No elenco, além de Bob Odenkirk, aparecem Greg Sestero e também Bella Heathcote. A lista segue com Mike Flanagan, Kate Siegel, Cameron Kasky e Brando Crawford, que também assume a direção. Ter nomes com trajetórias bem diferentes ajuda a imaginar que o remake vai funcionar como um carrossel de estilos, mas dentro do mesmo universo visual do original.
Tradução: é como se o projeto quisesse capturar o “clima The Room” sem necessariamente copiar tudo ao pé da letra. E, convenhamos, quando a meta é celebrar um cult, às vezes o acerto está no desvio. No fim das contas, é o público que decide se vai amar ou se vai entrar em pânico… só que com pipoca.
Estreia no Hollywood Forever e grana para causas boas
A estreia acontece em 26 de junho, em um evento especial no Hollywood Forever Cemetery. Sim, a parada é num lugar icônico, e isso combina com a proposta do projeto: um ritual meio alternativo, meio cinematográfico, meio “vamos fazer história do jeito errado”.
O dinheiro arrecadado com a exibição e com o projeto será destinado a duas organizações: amfAR, The Foundation for AIDS Research e Blue Collaborative, uma produtora sem fins lucrativos para artistas independentes. Ou seja, o remake do caos também vira ponte para impacto social. O que é bem raro, especialmente em iniciativas que nascem do lado mais caótico do cinema.
O trailer é o primeiro passo para esse encontro entre gerações. É aquele convite para assistir com a mente aberta: não como quem busca “qualidade acadêmica”, mas como quem quer participar do legado do filme que virou piada e, depois, estudo. E agora, com Odenkirk, o público ganha um novo motivo para apertar o play.
The Room Returns vai ser meme ou obra-prima torta?

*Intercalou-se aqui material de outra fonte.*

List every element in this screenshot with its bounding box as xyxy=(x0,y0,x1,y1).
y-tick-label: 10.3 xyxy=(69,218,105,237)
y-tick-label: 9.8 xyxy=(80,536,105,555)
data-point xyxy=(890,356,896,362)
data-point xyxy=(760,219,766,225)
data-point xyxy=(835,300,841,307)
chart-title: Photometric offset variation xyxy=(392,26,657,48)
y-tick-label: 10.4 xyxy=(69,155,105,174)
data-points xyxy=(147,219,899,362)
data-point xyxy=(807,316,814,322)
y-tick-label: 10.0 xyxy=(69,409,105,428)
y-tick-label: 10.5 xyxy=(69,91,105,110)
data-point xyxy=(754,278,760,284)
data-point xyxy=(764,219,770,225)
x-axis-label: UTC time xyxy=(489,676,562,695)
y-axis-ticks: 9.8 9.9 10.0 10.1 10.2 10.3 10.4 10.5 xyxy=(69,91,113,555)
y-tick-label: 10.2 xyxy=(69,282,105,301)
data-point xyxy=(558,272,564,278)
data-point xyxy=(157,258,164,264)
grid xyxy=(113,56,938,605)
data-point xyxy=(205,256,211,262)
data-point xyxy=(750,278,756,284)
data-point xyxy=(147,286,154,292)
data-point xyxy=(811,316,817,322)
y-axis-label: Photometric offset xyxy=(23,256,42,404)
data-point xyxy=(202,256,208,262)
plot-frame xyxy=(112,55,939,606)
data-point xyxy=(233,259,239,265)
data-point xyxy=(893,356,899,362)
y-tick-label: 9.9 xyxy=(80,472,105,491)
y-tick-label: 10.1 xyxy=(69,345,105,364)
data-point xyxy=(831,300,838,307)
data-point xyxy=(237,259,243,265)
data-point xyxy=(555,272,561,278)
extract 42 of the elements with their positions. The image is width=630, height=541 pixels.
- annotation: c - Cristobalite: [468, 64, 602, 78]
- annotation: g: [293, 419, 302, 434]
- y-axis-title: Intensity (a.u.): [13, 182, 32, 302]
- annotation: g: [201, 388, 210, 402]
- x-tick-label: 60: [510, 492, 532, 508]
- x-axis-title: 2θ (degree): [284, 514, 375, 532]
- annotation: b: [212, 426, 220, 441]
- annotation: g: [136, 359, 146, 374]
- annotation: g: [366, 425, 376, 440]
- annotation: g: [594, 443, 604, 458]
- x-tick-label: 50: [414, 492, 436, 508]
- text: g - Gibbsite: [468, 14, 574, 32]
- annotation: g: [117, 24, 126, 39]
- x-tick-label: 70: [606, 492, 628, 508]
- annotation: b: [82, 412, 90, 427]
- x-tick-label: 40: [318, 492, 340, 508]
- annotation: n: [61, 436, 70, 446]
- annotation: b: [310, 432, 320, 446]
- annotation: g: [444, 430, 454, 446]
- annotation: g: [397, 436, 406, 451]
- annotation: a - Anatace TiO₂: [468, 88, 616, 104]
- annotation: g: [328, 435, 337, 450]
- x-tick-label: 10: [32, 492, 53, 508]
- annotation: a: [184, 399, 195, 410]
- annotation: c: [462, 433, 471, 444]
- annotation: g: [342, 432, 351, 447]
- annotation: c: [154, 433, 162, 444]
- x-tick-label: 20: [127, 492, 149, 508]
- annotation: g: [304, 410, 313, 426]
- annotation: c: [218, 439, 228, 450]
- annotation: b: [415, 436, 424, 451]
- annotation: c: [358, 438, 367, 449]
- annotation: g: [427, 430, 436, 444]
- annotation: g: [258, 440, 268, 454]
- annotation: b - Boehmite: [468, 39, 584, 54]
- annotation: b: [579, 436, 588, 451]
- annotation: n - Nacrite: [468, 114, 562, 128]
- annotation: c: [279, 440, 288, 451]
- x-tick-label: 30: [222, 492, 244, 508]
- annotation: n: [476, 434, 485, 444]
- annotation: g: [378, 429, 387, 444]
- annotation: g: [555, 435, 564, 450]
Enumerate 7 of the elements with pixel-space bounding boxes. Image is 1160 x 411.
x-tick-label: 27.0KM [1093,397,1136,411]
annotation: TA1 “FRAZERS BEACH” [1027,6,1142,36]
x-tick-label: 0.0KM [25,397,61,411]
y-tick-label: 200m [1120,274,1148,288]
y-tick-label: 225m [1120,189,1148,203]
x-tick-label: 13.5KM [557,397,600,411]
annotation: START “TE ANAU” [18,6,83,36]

Se você curte filmes cult, sabe que a resposta quase nunca é “um só caminho”. The Room Returns parece mirar justamente na interseção: a diversão do estranhamento, a nostalgia do cult e o propósito de caridade. Com Bob Odenkirk no pacote, a chance de alguém levar a experiência a sério sem perder o senso de humor aumenta muito.
Vai assistir? E se der ruim… bora fazer o que o The Room sempre fez: transformar desastre em conversa. Porque no fim, cinema mesmo é isso aqui. Tá ligado?